Adaptogens are safe, nontoxic, non-habit-forming herbs that gently help restore overall balance. Best-known adaptogens include holy basil and American ginseng.

4. Nervines

Nervines are herbs that nourish and support your central nervous system to help combat anxiety, irritability, and depression. You’ve likely already encountered a few of the better-known nervines, like valerian and chamomile.

The folks at Wile understand that it isn’t like one part of the body is ever working at one time; we’re made up of many interconnected systems. It follows that perimenopause is different for every woman.

That’s why they designed these holistic formulas to be safely layered and personalized, depending on what each woman needs, with formulas that work together so that women can get what they need in concentrations that deliver real benefits.

The formulations are also layerable; women in early perimenopause can start with the Hormonal Wellness Formula. As their journey progresses — say they experience hot flashes — they can add on the Hot Flash Formula for maximum relief, etc.

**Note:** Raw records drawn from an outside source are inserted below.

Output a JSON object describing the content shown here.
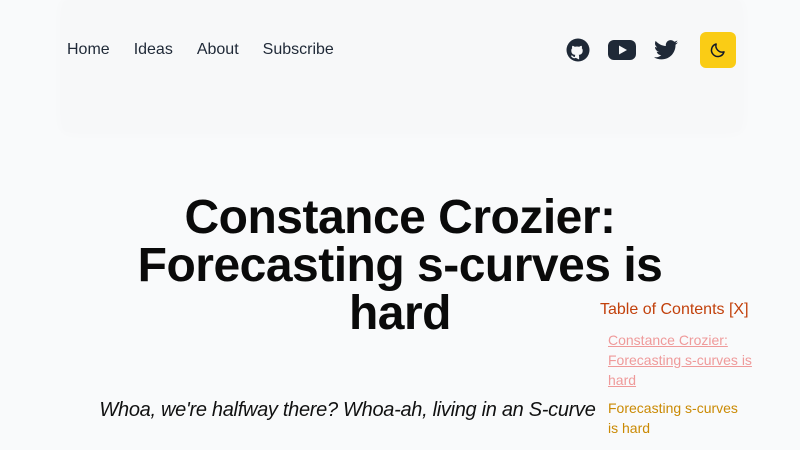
{
  "nav": {
    "items": [
      "Home",
      "Ideas",
      "About",
      "Subscribe"
    ]
  },
  "social": {
    "icons": [
      "github-icon",
      "youtube-icon",
      "twitter-icon",
      "moon-icon"
    ]
  },
  "colors": {
    "accent_button": "#facc15",
    "toc_heading": "#c2410c",
    "toc_link_visited": "#ef9a9a",
    "toc_link_active": "#ca8a04"
  },
  "article": {
    "title": "Constance Crozier: Forecasting s-curves is hard",
    "subtitle": "Whoa, we're halfway there? Whoa-ah, living in an S-curve"
  },
  "toc": {
    "heading": "Table of Contents [X]",
    "items": [
      "Constance Crozier: Forecasting s-curves is hard",
      "Forecasting s-curves is hard"
    ]
  }
}
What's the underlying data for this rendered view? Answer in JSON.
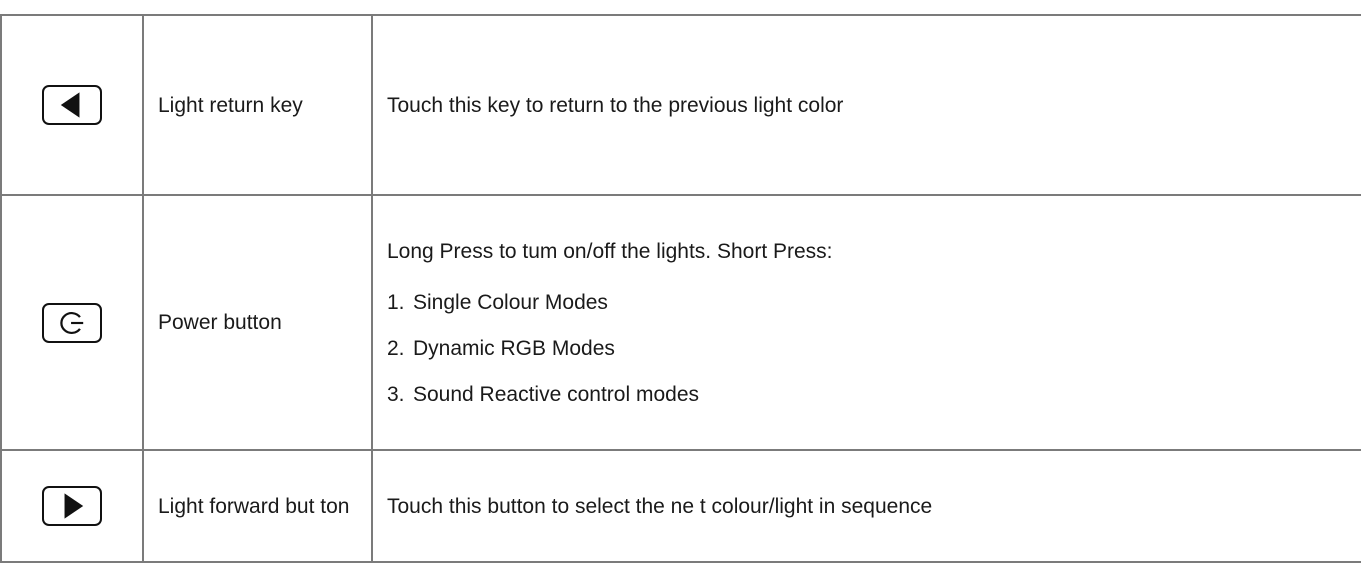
{
  "rows": [
    {
      "icon": "left-triangle-icon",
      "name": "Light return key",
      "description": "Touch this key to return to the previous light color"
    },
    {
      "icon": "power-icon",
      "name": "Power button",
      "description_intro": "Long Press to tum on/off the lights. Short Press:",
      "modes": [
        {
          "num": "1.",
          "label": "Single Colour Modes"
        },
        {
          "num": "2.",
          "label": "Dynamic RGB Modes"
        },
        {
          "num": "3.",
          "label": "Sound Reactive control modes"
        }
      ]
    },
    {
      "icon": "right-triangle-icon",
      "name": "Light forward but ton",
      "description": "Touch this button to select the ne t colour/light in sequence"
    }
  ]
}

Hormones are power,” says Kucinski. “We can work with them and feel and live better. We don’t have to just grin and bear it, which is what we’ve all been told to do. There are solutions, and this period of your life and after can be easier. You can have better health outcomes using the power of plants.”

Grove Tip

What do hot flashes feel like?

A hot flash is a sudden sense of warmth or heat, often most intensely experienced at your face, neck, and chest, triggered by internal hormonal changes, often accompanied by areas of flushed skin and profuse sweating.

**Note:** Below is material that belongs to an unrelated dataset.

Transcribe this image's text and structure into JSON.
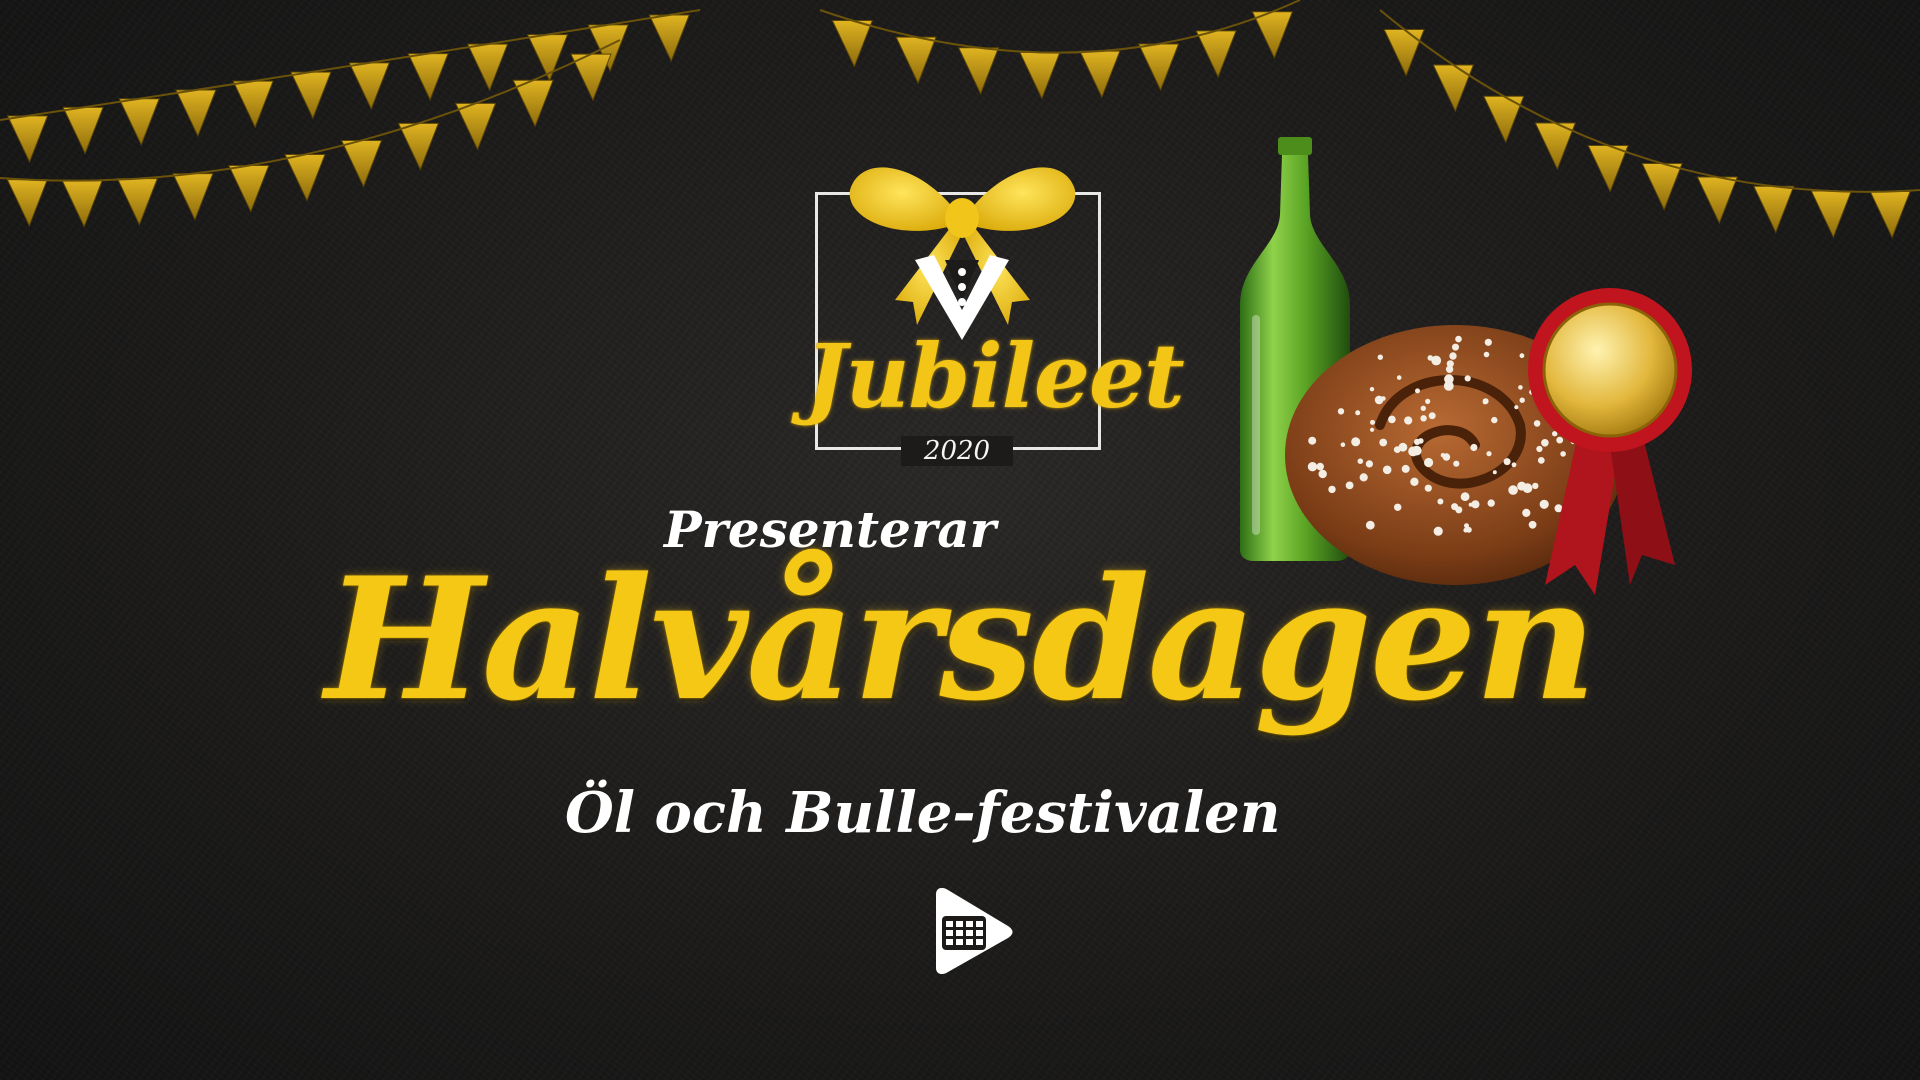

Hot flashes sometimes also include other symptoms, like palpitations, anxiety, mood changes (ranging from PMS-like swings to sudden bouts of rage), and chills. Night sweats are, like they sound, hot flashes at night, which may wake you soaked in sweat.

Hot flashes are the most common symptom reported by women in the midst of a menopausal transition. Some women never experience hot flashes, while others may have them on and off for a number of years.